NITROGEN TRANSFORMATIONS AND NO 3 − REMOVAL AT A SOIL–STREAM INTERFACE: A STABLE ISOTOPE APPROACH

The natural removal of NO 3 − by denitrification within riparian zones of streams and rivers is an area of considerable interest owing to its potential to minimize the impacts of excess anthropogenic loadings. In this study we utilize natural variations in stable N isotopic compositions of NO 3 − and NH 4 + within a transect of shallow wells extending 4 m inland from Smith Creek, a southwestern Michigan stream, to provide insight into microbial processes and the extent of NO 3 − removal within a soil–stream interface. Within this region three water masses with unique biogeochemical characteristics intersect: a shallow flow rich in NH 4 + and dissolved organic carbon (DOC), a deep groundwater mass rich in NO 3 − but depleted in DOC, and stream water low in NO 3 − , NH 4 + , and DOC. N isotope values for NO 3 − within the well transect were highly variable (−7.7–34.1‰) and reflected intense microbial activity within this narrow region. Isotopic variation was primarily controlled by upwelling of deep groundwater near the stream and partial loss of NO 3 − via denitrification that was dependent upon a supply of DOC from shallow groundwater.

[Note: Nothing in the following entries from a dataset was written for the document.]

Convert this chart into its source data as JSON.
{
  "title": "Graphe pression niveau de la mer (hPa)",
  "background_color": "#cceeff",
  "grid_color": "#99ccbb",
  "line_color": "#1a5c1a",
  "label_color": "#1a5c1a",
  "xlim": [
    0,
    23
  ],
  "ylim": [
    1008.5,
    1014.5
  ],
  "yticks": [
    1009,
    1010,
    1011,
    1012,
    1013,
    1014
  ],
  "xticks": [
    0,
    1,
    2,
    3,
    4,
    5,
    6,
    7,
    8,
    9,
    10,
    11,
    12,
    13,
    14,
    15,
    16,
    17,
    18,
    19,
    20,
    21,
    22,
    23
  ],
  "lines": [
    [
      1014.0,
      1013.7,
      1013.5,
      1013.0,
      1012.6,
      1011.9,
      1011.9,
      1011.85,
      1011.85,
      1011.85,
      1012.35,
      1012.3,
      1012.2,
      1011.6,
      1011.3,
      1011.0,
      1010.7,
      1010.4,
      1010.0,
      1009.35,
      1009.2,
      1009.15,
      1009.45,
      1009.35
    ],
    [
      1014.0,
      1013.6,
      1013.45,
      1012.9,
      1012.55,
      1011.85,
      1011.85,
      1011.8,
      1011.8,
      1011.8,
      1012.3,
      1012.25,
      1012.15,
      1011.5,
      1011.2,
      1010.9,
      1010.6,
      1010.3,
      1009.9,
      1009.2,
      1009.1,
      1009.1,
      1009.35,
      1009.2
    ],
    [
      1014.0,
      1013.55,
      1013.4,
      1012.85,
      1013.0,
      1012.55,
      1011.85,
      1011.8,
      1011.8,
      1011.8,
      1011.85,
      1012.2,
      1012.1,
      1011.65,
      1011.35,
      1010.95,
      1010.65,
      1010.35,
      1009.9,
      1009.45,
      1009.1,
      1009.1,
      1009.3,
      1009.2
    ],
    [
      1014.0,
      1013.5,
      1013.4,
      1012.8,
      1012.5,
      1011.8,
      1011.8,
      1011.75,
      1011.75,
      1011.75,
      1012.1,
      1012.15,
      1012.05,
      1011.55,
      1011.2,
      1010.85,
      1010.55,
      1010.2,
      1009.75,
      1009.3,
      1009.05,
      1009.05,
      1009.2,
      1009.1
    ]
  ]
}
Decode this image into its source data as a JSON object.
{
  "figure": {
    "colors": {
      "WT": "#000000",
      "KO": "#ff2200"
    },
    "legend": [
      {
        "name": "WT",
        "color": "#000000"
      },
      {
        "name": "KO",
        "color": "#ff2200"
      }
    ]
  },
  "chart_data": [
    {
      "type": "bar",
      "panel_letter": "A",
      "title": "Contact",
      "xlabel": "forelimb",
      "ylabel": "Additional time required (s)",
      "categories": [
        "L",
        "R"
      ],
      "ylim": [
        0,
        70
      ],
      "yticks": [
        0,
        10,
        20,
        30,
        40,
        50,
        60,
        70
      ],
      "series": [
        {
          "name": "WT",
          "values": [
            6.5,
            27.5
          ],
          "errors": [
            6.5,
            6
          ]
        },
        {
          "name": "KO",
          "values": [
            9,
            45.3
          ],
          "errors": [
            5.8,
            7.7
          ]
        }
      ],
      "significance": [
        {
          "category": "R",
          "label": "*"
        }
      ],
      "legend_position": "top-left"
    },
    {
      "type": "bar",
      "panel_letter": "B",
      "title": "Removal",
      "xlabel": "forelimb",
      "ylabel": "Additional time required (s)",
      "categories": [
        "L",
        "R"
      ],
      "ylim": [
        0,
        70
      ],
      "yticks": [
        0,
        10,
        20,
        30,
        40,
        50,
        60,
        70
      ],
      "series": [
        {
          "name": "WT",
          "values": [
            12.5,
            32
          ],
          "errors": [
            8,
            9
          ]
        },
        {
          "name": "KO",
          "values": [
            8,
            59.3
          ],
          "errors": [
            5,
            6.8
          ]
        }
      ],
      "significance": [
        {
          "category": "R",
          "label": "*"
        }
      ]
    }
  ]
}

Quantitative estimates of the fraction of NO 3 − removed due to denitrification within the soil–stream interface were obtained from N isotope data using a modified Rayleigh equation. Conservative estimates of NO 3 − removal range from 0% to 86%. In conjunction with measurements of hydrological flows within the sampling wells we provide a novel estimate of NO 3 − removal based only on natural abundance isotope measurements. NO 3 − removal was found to vary from undetectable levels to 123 mmol·L −1 ·m −2 ·d −1 for the narrow region of the soil–stream interface in which deep and shallow groundwater intersect.